Nikolas Bentel et Ho Jae Kim tenant Erased Rauschenberg
Nikolas Bentel et Ho Jae Kim tenant Erased Rauschenberg (Rauschenberg effacé)
Courtesy Nikolas Bentel Studio

Je savais que Ho Jae Kim était un jeune collectionneur montant. Je l’ai approché pendant une soirée organisée par des amis. Je voulais lui parler du projet en personne. Il a trouvé ça étrange au début mais c’est quelqu’un de très ouvert. Il a aimé le caractère ridicule et unique du projet. Puis nous avons passé ce contrat étrange – même si nous n’avons rien signé : « Si je vends tous les espaces publicitaires à 92,59 dollars par pouce carré (près de 6,4 cm²) pour 10 000 dollars au total, qui était le prix de l’œuvre, tu me donneras l’œuvre en retour pour que je puisse la détruire. »

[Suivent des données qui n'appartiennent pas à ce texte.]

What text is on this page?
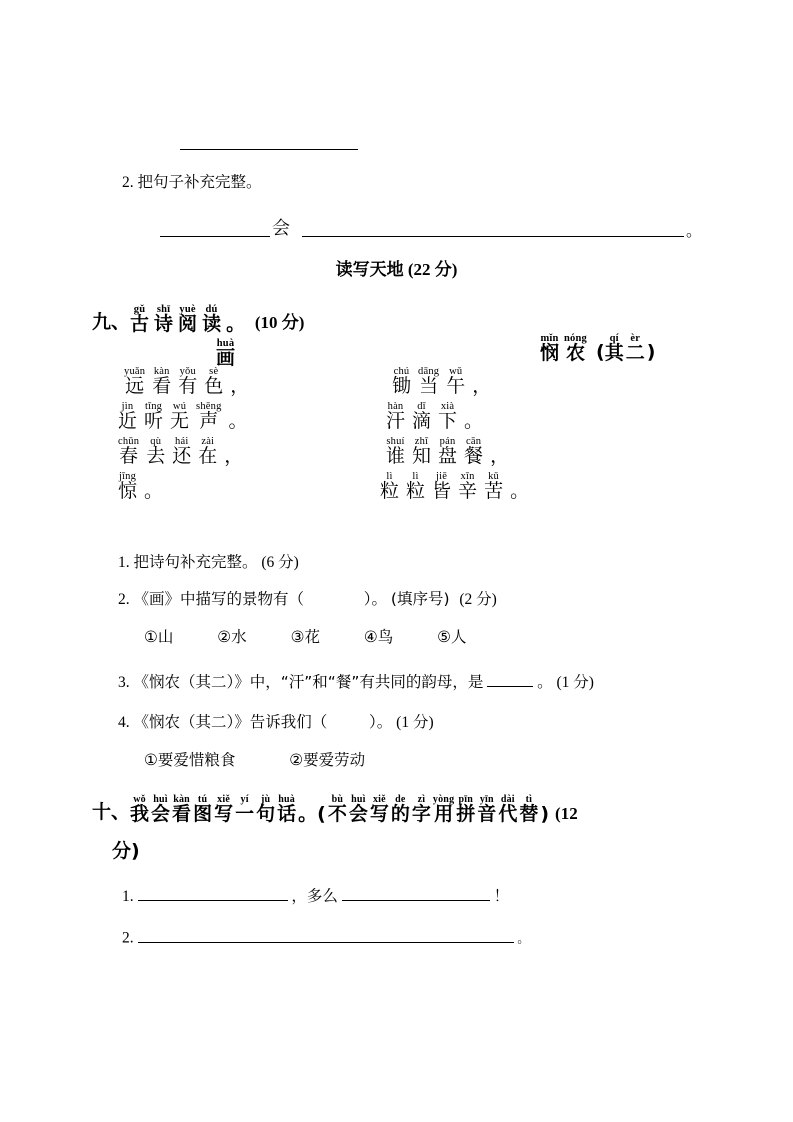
2. 把句子补充完整。
会	。
读写天地 (22 分)
九、
gǔ
古
shī
诗
yuè
阅
dú
读 。 (10 分)
huà
画
mǐn
悯
nóng
农 (
qí
其
èr
二 )
yuǎn
远
kàn
看
yǒu
有
sè
色 ，
jìn
近
tīng
听
wú
无
shēng
声 。
chūn
春
qù
去
hái
还
zài
在 ，
jīng
惊 。
chú
锄
dāng
当
wǔ
午 ，
hàn
汗
dī
滴
xià
下 。
shuí
谁
zhī
知
pán
盘
cān
餐 ，
lì
粒
lì
粒
jiē
皆
xīn
辛
kǔ
苦 。
1. 把诗句补充完整。 (6 分)
2. 《画》中描写的景物有（	）。 (填序号) (2 分)
①山	②水	③花	④鸟	⑤人
3. 《悯农（其二）》中，“汗”和“餐”有共同的韵母，是	。 (1 分)
4. 《悯农（其二）》告诉我们（	）。 (1 分)
①要爱惜粮食	②要爱劳动
十、
wǒ
我
huì
会
kàn
看
tú
图
xiě
写
yí
一
jù
句
huà
话 。(
bù
不
huì
会
xiě
写
de
的
zì
字
yòng
用
pīn
拼
yīn
音
dài
代
tì
替 ) (12
分)
1.	，多么	！
2.	。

En 1953, le résultat du travail de destruction de Robert Rauschenberg est une page presque blanche. Pourquoi avoir détruit son croquis avec des publicités ?
Quand Robert Rauschenberg a détruit le de Kooning, c’était le Pop Art qui détruisait l’expressionisme abstrait. Dans ce cas-là, c’est le capitalisme qui se détruit lui-même. Et les publicités sont l’un des exemples les plus visuels du capitalisme. Il s’agit d’entreprises qui achètent un espace physique, c’est ridicule quand on y pense. Pour cette œuvre, à peu près 50 personnes ont acheté des espaces, 108 pouces carrés au total (environ 696 cm²).
Parmi eux, il y avait environ 20 petites entreprises familiales qui, je pense, ont vraiment vu une valeur commerciale dans le fait d’acheter ces espaces, et 20 ou 30 artistes et personnes du monde de l’art qui ont vu le projet comme quelque chose d’ironique ou d’amusant. Il y a même eu un collectionneur de Rauschenberg qui a acheté 3 pouces carré [près de 20 cm²]. Je voulais montrer le monde de l’art s’autodétruire. Si vous pouvez vous permettre financièrement de payer pour la destruction d’une œuvre, cela démontre que le monde de l’art a peut-être besoin de revoir sa façon d’appréhender les œuvres. Ce projet se commente lui-même, je crois.
 

Nikolas Bentel tenant le Monogramme de Robert Rauschenberg
Nikolas Bentel tenant le croquis de la sculpture Monogramme réalisée en 1973 par Robert Rauschenberg
Courtesy Nikolas Bentel Studio

Qu’avez-vous ressenti pendant le processus de destruction ?
C’était vraiment amusant ! C’était assez long : la destruction a duré une demi-journée. J’ai d’abord utilisé une technique de sérigraphie pour obtenir une toile blanche, puis j’ai imprimé par-dessus en utilisant une imprimante de photographes. Au début, c’était impressionnant. Je veux dire que même tenir l’œuvre dans mes mains, c’était déjà un peu effrayant. J’avais peur de la déchirer ou de l’abîmer. Mais j’y avais pensé pendant près d’un an et j’avais dépassé ma peur de le faire.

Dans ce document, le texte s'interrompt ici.